If the above is correct, or even in the right ballpark, then it’s easy to picture a lot of negotiation going on between Hasbro and Disney. And it’s this context that makes Hasbro’s recent acquisitions that much more interesting.
In April Hasbro took over from Bandai as the “global master toy licensee” for Power Rangers, a great statement of intent for hooking the next generation of adult toy collectors. Yet in August things went to the next level as the toymaker announced it was also taking over the master license for the Ghostbusters franchise – something that vies much more closely to the Star Wars collector demographic.
With these two licenses, Hasbro has drastically expanded on a portfolio that already gave them a significant corner on the adult collectable market. Between Power Rangers, Ghostbusters, Transformers and Marvel, the company is indisputably the biggest player in the Western toy business.
And that’s without mentioning Star Wars.
Whether Hasbro has been acquiring licenses to replace the Star Wars brand is something we’ll most likely never know unless it happens – but either way, it will have strengthened their negotiating position. And from the outside, it looks like Disney has little to fight back with.
So, if I were Hasbro what would I be hoping to get out of a new deal?
1. A lower license cost
This one is self-explanatory. Good for Hasbro and, in the unlikely event that it leads to lower prices for customers (especially those of us in the UK, Europe and the rest of the world) then even better for us!
2. Better communication
It makes sense that, for example, Crait Luke Skywalker was not in the first wave of The Last Jedi figures. But for Hasbro to not even know that version of the character existed until the film was released spoke to a huge lack of trust. That’s not how partnerships work and is something that absolutely needs to change.
3. More “toyetic” designs
I don’t necessarily mean Ewoks (although hot damn why do we not have Black Series Ewoks yet?!) but at least try to make the character, alien and ship designs more imaginative and fun. To be fair The Mandalorian and Jedi: Fallen Order look like steps in the right direction – long may it continue.

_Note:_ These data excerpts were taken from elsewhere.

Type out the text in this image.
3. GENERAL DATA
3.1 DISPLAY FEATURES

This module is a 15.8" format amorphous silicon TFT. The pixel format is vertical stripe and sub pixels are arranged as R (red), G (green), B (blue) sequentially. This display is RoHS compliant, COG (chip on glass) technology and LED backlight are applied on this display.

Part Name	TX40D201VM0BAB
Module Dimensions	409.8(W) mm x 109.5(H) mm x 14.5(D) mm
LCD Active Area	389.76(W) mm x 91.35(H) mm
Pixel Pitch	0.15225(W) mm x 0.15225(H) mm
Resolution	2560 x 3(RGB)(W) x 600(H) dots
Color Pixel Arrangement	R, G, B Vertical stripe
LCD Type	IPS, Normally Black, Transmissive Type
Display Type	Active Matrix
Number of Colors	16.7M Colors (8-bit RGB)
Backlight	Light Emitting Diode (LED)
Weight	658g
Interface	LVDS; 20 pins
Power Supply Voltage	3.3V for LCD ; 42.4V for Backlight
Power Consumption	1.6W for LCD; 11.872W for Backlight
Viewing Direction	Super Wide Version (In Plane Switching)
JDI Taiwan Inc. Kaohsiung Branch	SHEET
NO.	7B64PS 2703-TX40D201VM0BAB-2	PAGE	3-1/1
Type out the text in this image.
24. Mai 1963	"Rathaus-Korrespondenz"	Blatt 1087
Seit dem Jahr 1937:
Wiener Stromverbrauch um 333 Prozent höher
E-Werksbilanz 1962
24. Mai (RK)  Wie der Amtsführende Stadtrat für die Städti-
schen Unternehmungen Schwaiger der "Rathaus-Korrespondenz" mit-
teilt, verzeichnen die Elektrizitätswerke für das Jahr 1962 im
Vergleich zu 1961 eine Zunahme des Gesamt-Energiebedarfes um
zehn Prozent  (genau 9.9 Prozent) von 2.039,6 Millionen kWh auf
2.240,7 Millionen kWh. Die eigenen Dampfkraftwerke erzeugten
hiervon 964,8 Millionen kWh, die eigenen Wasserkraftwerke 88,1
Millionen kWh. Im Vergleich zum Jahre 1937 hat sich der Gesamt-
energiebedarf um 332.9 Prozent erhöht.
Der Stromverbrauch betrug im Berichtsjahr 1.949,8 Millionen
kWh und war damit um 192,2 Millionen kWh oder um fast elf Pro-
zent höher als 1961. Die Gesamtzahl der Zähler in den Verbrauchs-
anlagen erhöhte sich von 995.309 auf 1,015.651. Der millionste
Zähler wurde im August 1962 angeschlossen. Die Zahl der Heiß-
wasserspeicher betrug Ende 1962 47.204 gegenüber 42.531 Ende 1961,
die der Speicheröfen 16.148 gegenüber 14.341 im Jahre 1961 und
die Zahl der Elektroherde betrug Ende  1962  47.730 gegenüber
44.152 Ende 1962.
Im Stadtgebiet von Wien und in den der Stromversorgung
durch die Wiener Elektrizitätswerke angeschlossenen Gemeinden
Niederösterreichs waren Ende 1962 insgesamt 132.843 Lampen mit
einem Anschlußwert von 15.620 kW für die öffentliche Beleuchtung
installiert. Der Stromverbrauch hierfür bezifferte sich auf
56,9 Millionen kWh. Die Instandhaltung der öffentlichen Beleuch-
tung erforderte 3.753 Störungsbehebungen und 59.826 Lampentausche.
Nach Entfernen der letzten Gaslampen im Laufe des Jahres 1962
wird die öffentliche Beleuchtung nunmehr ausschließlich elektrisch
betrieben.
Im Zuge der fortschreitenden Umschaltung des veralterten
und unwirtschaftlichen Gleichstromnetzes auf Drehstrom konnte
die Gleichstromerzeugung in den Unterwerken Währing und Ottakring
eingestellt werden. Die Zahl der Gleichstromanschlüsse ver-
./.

4. Let Hasbro do the selling
We already know everything that’s coming out for Triple Force Friday. It’s on sale in Canada. There are bad quality photos of everything everywhere. The stock is sitting on shop shelves in the US right now but can’t be sold. Street dates are a marketing gimmick that worked great 20 years ago, but in 2019 this secrecy-led approach just relinquishes control of the marketing narrative. And that’s before we get on to the non-existent promotion…
The above is a fan’s wish list, pure and simple, but who knows? With Hasbro gaining some negotiating leverage they could be looking at myriad ways to improve their position.
Of course, they might also be looking for the exit.
Beyond the speculation, Hasbro’s Lightning Collection line has gotten me looking at Mighty Morphin’ Power Rangers toys for the first time since I was 11. I’m hugely excited to see what they do with the Ghostbusters, especially if they make a 6” line.
I’m in it for the toys, and while I’d love to continue supporting my favourite franchise in action figure format, we’ll hardly have been hard done by over the years if that’s no longer possible.
As with everything Star Wars related at the moment, we’re set for interesting times ahead.